Jim Clark was an icon of the 1960s. A quiet and humble man, he become the most successful racing driver of his time, and is still regarded as one of the heroes of motor sport.

He left school at 16 to work on his family’s sheep farm in Berwickshire. However, against his parents’ wishes, his skills behind the wheel led him to drive for the Border Reivers racing team and to compete in competitions at home and abroad.

As his fame spread, Jim joined the Lotus Grand Prix team where he would became the youngest ever World Champion at the age of 27.

Jim Clark: From sheep farmer to F1 Champion.

Jim Clark: From sheep farmer to F1 Champion.

Death at Hockenheim

Clark’s abilities were legendary. He won 25 Grand Prix races, and won the World Championships first in 1963, then again in 1965 — the same year he became the first non-American to win the Indy 500.
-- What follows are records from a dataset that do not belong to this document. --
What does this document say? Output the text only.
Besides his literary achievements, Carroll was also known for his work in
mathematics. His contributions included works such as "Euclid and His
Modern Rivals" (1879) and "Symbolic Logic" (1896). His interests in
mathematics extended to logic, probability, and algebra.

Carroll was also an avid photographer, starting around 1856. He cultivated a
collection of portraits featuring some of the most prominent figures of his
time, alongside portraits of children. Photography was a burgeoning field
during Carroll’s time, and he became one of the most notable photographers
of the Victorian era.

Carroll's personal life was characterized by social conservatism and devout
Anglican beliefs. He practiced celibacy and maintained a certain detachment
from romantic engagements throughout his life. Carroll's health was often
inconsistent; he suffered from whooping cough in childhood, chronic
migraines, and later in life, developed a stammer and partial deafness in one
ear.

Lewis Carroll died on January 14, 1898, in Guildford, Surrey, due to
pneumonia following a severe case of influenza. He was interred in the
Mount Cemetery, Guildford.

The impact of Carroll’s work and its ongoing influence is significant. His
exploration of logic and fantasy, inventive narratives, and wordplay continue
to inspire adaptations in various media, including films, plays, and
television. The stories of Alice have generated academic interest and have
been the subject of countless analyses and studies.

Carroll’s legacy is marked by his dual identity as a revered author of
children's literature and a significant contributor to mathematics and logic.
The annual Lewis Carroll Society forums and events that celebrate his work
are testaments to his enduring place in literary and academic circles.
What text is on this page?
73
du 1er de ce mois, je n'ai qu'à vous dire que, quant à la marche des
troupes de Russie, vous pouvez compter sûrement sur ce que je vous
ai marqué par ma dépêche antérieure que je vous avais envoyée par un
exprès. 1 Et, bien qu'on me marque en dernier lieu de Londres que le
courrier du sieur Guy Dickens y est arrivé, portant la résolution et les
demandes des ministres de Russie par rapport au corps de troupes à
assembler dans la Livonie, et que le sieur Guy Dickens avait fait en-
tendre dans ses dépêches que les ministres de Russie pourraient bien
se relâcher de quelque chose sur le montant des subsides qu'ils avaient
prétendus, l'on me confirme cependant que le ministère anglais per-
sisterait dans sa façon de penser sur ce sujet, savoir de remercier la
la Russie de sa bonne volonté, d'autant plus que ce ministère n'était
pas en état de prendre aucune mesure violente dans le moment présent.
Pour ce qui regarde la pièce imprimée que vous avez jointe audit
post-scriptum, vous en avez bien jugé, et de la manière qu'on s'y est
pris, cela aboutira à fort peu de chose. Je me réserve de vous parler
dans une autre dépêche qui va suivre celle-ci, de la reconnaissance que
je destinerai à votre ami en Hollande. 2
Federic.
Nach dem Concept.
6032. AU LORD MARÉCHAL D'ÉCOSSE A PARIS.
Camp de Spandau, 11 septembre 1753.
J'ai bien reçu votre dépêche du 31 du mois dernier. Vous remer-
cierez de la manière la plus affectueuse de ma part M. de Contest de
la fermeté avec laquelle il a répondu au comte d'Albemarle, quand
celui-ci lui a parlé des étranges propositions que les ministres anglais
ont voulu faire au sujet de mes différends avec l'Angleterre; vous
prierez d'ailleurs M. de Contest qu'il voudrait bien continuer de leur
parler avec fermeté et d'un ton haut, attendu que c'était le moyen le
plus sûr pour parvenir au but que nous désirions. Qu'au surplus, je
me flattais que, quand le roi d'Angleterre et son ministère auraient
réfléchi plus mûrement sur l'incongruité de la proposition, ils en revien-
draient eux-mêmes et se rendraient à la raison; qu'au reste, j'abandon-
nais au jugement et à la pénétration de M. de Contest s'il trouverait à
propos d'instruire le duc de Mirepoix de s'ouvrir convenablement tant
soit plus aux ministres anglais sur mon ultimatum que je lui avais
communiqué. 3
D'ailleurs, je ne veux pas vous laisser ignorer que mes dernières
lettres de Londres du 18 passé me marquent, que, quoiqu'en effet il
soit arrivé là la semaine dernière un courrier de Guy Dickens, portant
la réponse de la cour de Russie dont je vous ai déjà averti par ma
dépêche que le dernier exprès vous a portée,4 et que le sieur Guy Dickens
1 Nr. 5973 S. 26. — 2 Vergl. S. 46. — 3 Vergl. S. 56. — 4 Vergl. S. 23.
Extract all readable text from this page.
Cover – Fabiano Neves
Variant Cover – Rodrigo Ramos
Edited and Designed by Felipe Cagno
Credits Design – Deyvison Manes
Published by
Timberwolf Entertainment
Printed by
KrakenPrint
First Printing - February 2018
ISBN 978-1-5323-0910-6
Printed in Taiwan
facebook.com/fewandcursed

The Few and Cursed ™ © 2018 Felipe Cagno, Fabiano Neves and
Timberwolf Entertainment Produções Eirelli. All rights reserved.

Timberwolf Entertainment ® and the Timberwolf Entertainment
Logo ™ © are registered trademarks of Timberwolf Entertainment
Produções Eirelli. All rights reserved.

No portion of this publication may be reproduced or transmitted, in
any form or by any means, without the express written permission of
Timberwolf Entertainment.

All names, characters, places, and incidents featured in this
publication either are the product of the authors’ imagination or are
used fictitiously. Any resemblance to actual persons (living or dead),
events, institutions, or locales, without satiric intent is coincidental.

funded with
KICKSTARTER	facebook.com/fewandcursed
However, on 7 April 1968, while competing in a Formula Two race at Hockenheim in Germany, Clark crashed off the track into trees. He was killed instantly.

Driver fatalities were not uncommon in that era, but such was Clark’s status that his death hit the sport particularly hard.

The accident sparked a campaign to improve safety in racing meaning that, even after death, Jim Clark continued to influence the sport he loved.